The day was downhill from there. The phone calls were insane. The problems intractable. I couldn't get anything done. Aaaah! I left work a little earlier than I usually do because I agreed to substitute for another teacher first hour at Hebrew High, but I soon discovered that traffic flow on the highway is very different at 5 pm than it is around 6pm. What is usually a 20 minute trip took over an hour. I was trapped on the highway interchange cloverleaf, with all the other cars, really hungry and needing to urinate, knowing that I had to leave the house by 6:30pm in order to make it to class by 7pm. "Come on!" I yelled inside my little metal (okay, mostly plastic) box of a vehicle, "Do something!" Alas, the universe does not seem to accede to my immediate demands! Eventually I made it home with enough time wolf down some sustenance, grab my school supplies and lesson plans and get back on the road. This time, I took the streets, but managed to hit every traffic light in Johnson County. I finally made it to Hebrew High, but running a few minutes late.
Hebrew High was the high point of my evening. For my first hour, just in time for Passover, I regaled the kids with tales from the
gefilte fish! (aside: With neither fins nor flippers, the gefilte fish swims with great difficulty.) Turns out, the
species of fish highly prized in the gefilte fish industry, Asian Carp, is
highly invasive and is eating everything in the Great Lakes.

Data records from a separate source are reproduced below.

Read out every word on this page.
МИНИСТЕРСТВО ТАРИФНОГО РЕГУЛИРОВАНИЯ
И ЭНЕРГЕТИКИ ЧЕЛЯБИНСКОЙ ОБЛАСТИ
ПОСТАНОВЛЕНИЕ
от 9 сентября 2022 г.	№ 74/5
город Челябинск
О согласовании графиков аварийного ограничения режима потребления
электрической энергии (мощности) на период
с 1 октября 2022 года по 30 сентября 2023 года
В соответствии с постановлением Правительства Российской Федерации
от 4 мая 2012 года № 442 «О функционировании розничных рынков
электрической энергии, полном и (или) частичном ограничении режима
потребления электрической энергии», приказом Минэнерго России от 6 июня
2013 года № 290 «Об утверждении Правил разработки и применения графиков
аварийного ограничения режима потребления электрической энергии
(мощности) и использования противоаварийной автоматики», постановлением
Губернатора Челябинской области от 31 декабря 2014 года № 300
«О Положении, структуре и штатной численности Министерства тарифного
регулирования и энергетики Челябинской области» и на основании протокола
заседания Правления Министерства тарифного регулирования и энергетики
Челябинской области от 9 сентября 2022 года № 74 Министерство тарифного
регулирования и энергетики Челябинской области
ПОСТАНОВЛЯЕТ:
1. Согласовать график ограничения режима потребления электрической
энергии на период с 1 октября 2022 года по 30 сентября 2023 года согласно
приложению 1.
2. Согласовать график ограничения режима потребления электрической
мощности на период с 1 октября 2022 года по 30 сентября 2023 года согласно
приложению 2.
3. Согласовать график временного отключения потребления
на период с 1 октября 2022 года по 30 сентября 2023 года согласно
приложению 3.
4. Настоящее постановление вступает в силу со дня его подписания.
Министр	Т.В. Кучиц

I also found a gross and entertaining account of
gefilte-fish acquired tapeworm from the NYTimes.
Second hour, I got out the scissors and magazines and gluesticks for my Protecting Creation class and we put together a "Creation" collage. I pulled together several images from my lesson plans (the U.S. lights at night, the great pacific garbage patch, migratory whooping cranes, newly discovered Israeli desert spider, etc), plus a collection of old magazines and set the kids free. We had a really good time and I'm so impressed with the poster they created. I love it! As we were putting together the collage, I tried to see if they remembered the points I tried to drive home from our lessons - got some very strange answers, but I think I may have made some impression.

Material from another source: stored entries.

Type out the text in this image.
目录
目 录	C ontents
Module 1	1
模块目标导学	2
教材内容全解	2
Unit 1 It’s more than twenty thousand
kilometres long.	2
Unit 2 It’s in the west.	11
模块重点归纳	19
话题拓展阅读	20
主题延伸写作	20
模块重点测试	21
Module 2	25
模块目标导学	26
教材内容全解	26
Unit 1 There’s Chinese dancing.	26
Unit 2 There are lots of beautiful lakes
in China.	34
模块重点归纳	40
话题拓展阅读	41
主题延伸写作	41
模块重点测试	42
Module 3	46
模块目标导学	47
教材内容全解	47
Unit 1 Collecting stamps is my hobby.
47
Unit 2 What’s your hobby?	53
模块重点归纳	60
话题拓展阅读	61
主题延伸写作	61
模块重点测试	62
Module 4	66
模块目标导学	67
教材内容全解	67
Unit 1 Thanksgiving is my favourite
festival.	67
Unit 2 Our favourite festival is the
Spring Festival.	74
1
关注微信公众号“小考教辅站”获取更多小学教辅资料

On a sad note, during lunch today, I was reading the death announcements on the
local Jewish funeral home website- (Aside: I just like to know who died. It's a very small community. I might have to go visit.)- and I noticed that a young man, the brother of one of sister's friends had passed away. Immediately, I emailed my sister llama. Then sent a second email...wait, maybe it isn't him, but the dates are right. It's like I didn't want to believe that a young person was dead... that it was really some other person that I didn't know, whose mom didn't drive me on the youth group trip to Omaha or have a parrot or whose brother didn't hang out with me at the Wakarusa music festival in Lawrence an age ago. At Hebrew High, I confirmed that this indeed was the person who passed away, but the funeral was family only, and that they weren't receiving non-family for shiva. It was a very strange, depressing feeling. While deaths are terrible events (and God only knows that for a young person to die suddenly, by whatever means, it has to be pretty horrible), there is a certain comfort for me at least in knowing that people will come out the woodwork to stand with you. But you have to know about it to come out of the woodwork, which I why I read Louis' website daily. (But I'm weird like that.) Anyway, that's weighing heavy on my mind. My sister-llama was a mensch to let me share that with her, but it does have the effect of putting my other worries is perspective.
On a happy note, my worms are still alive! Somehow, they made it through being frozen solid and are still squirming around in my worm bin. I peeked inside out of morbid curiousity when I took out the trash tonight, and they were there, all cozy and compost-y. Frabjous day!